The Brad Lephew WWII Collection is comprised of documentation artifacts that relate to the Nazi regime, and the impact on those people that embraced it as well as the victims of it. This documentation, discovered and collected from around the world by Mr. Lephew, includes various materials such as oppressive propaganda and publications, legal documents used to seize personal property, identity documents, voting records and ballots, and items that show motivational tactics of the Nazi regime. Materials that represent the victims of Nazi oppression include hand written letters to home by inmates of concentration, death, and forced labor camps, and other documents related to that period in time.
What started out as a personal quest for knowledge became a desire to share these discoveries with others. Mr. Lephew hoped one day to be able to share these materials as part of a learning environment to provide hands-on access to history, where this collection of documentation artifacts could be used in the education of others about the war, and as a way to give the victims a voice. In addition, the collection highlights the ability of a government regime to sway a people and country in many ways, including through the use of propaganda, imagery, and even typeface.
Providing meaningful access to scholars and researchers required the collection to be translated into English. A number of documents in the collection are printed using various Fraktur typefaces, which were common during the early years of the Nazi regime where their use was initially represented as a true German script. Beginning on January 3, 1941 the Nazi Party’s Martin Bormann issued a circular to all public offices which declared Fraktur (and its corollary, the Sütterlin- based handwriting) to be Judenlettern (Jewish letters) and prohibited their further use. Other items in the collection are handwritten, presenting additional translation challenges.

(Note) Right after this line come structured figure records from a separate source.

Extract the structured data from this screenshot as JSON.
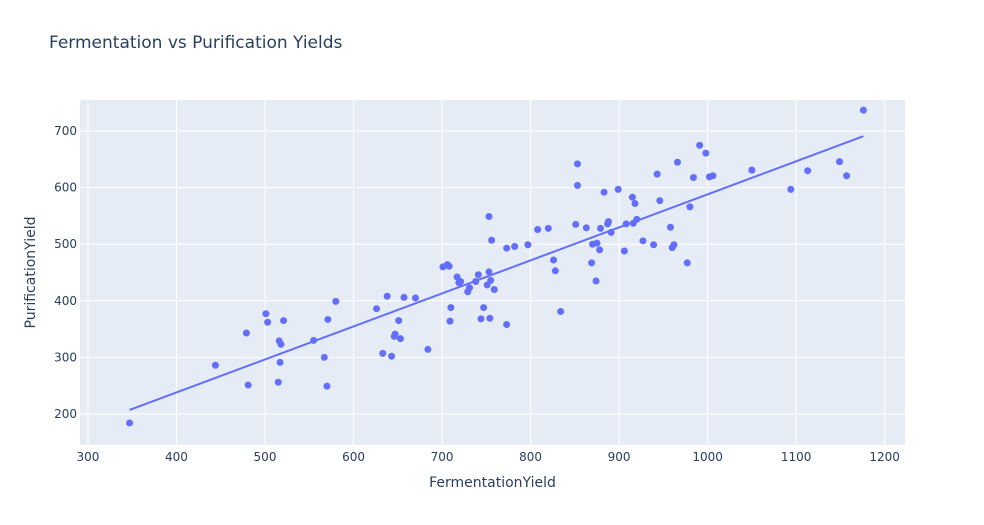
{
  "chart_data": {
    "type": "scatter",
    "title": "Fermentation vs Purification Yields",
    "xlabel": "FermentationYield",
    "ylabel": "PurificationYield",
    "xlim": [
      291,
      1223
    ],
    "ylim": [
      145,
      755
    ],
    "xticks": [
      300,
      400,
      500,
      600,
      700,
      800,
      900,
      1000,
      1100,
      1200
    ],
    "yticks": [
      200,
      300,
      400,
      500,
      600,
      700
    ],
    "grid": true,
    "legend": "none",
    "colors": {
      "marker": "#636efa",
      "trendline": "#636efa",
      "plot_bg": "#e5ecf6",
      "grid": "#ffffff",
      "text": "#2a3f5f"
    },
    "series": [
      {
        "mode": "markers",
        "points": [
          [
            347,
            184
          ],
          [
            444,
            286
          ],
          [
            479,
            343
          ],
          [
            481,
            251
          ],
          [
            501,
            377
          ],
          [
            503,
            362
          ],
          [
            515,
            256
          ],
          [
            516,
            329
          ],
          [
            517,
            291
          ],
          [
            518,
            323
          ],
          [
            521,
            365
          ],
          [
            555,
            330
          ],
          [
            567,
            300
          ],
          [
            570,
            249
          ],
          [
            571,
            367
          ],
          [
            580,
            399
          ],
          [
            626,
            386
          ],
          [
            633,
            307
          ],
          [
            638,
            408
          ],
          [
            643,
            302
          ],
          [
            646,
            337
          ],
          [
            647,
            341
          ],
          [
            651,
            365
          ],
          [
            653,
            333
          ],
          [
            657,
            406
          ],
          [
            670,
            405
          ],
          [
            684,
            314
          ],
          [
            701,
            460
          ],
          [
            706,
            464
          ],
          [
            708,
            461
          ],
          [
            709,
            364
          ],
          [
            710,
            388
          ],
          [
            717,
            442
          ],
          [
            719,
            432
          ],
          [
            721,
            434
          ],
          [
            729,
            416
          ],
          [
            731,
            423
          ],
          [
            738,
            434
          ],
          [
            741,
            446
          ],
          [
            744,
            368
          ],
          [
            747,
            388
          ],
          [
            751,
            428
          ],
          [
            753,
            451
          ],
          [
            753,
            549
          ],
          [
            754,
            369
          ],
          [
            755,
            436
          ],
          [
            756,
            507
          ],
          [
            759,
            420
          ],
          [
            773,
            358
          ],
          [
            773,
            493
          ],
          [
            782,
            496
          ],
          [
            797,
            499
          ],
          [
            808,
            526
          ],
          [
            820,
            528
          ],
          [
            826,
            472
          ],
          [
            828,
            453
          ],
          [
            834,
            381
          ],
          [
            851,
            535
          ],
          [
            853,
            642
          ],
          [
            853,
            604
          ],
          [
            863,
            529
          ],
          [
            869,
            467
          ],
          [
            870,
            500
          ],
          [
            874,
            435
          ],
          [
            875,
            502
          ],
          [
            878,
            490
          ],
          [
            879,
            528
          ],
          [
            883,
            592
          ],
          [
            887,
            536
          ],
          [
            888,
            540
          ],
          [
            891,
            521
          ],
          [
            899,
            597
          ],
          [
            906,
            488
          ],
          [
            908,
            536
          ],
          [
            915,
            583
          ],
          [
            916,
            537
          ],
          [
            918,
            572
          ],
          [
            920,
            544
          ],
          [
            927,
            506
          ],
          [
            939,
            499
          ],
          [
            943,
            624
          ],
          [
            946,
            577
          ],
          [
            958,
            530
          ],
          [
            960,
            494
          ],
          [
            962,
            499
          ],
          [
            966,
            645
          ],
          [
            977,
            467
          ],
          [
            980,
            566
          ],
          [
            984,
            618
          ],
          [
            991,
            675
          ],
          [
            998,
            661
          ],
          [
            1002,
            619
          ],
          [
            1006,
            621
          ],
          [
            1050,
            631
          ],
          [
            1094,
            597
          ],
          [
            1113,
            630
          ],
          [
            1149,
            646
          ],
          [
            1157,
            621
          ],
          [
            1176,
            737
          ]
        ]
      },
      {
        "mode": "lines",
        "points": [
          [
            347,
            207
          ],
          [
            1176,
            691
          ]
        ]
      }
    ]
  }
}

Through a unique collaboration between Mr. Lephew, the University of South Carolina Upstate Archives and Special Collections, and Dr. Alexander Lorenz, Assistant Professor of German, collection materials were translated by USC Upstate German Studies students and edited by Dr. Lorenz beginning in the fall of 2019. Additional items are currently being translated and edited, and will be added to the collection as they become available.
About the donor
Brad Lephew is a resident of North Carolina and works for Dell Technologies as a data center consultant. He enjoys history and reading and he has a unique hobby – collecting German WWII documentation artifacts. He has family that fought in WWII, and this interest in collecting these artifacts was spawned from visiting the US Holocaust Museum in Washington, D.C., where he encountered the Holocaust via supporting artifacts and documentation. This brought to life the events of that time period even more so than reading about it via books alone. From observing the behavior and reactions of the other visitors, he realized that artifacts could greatly increase interest and greatly facilitate the learning process.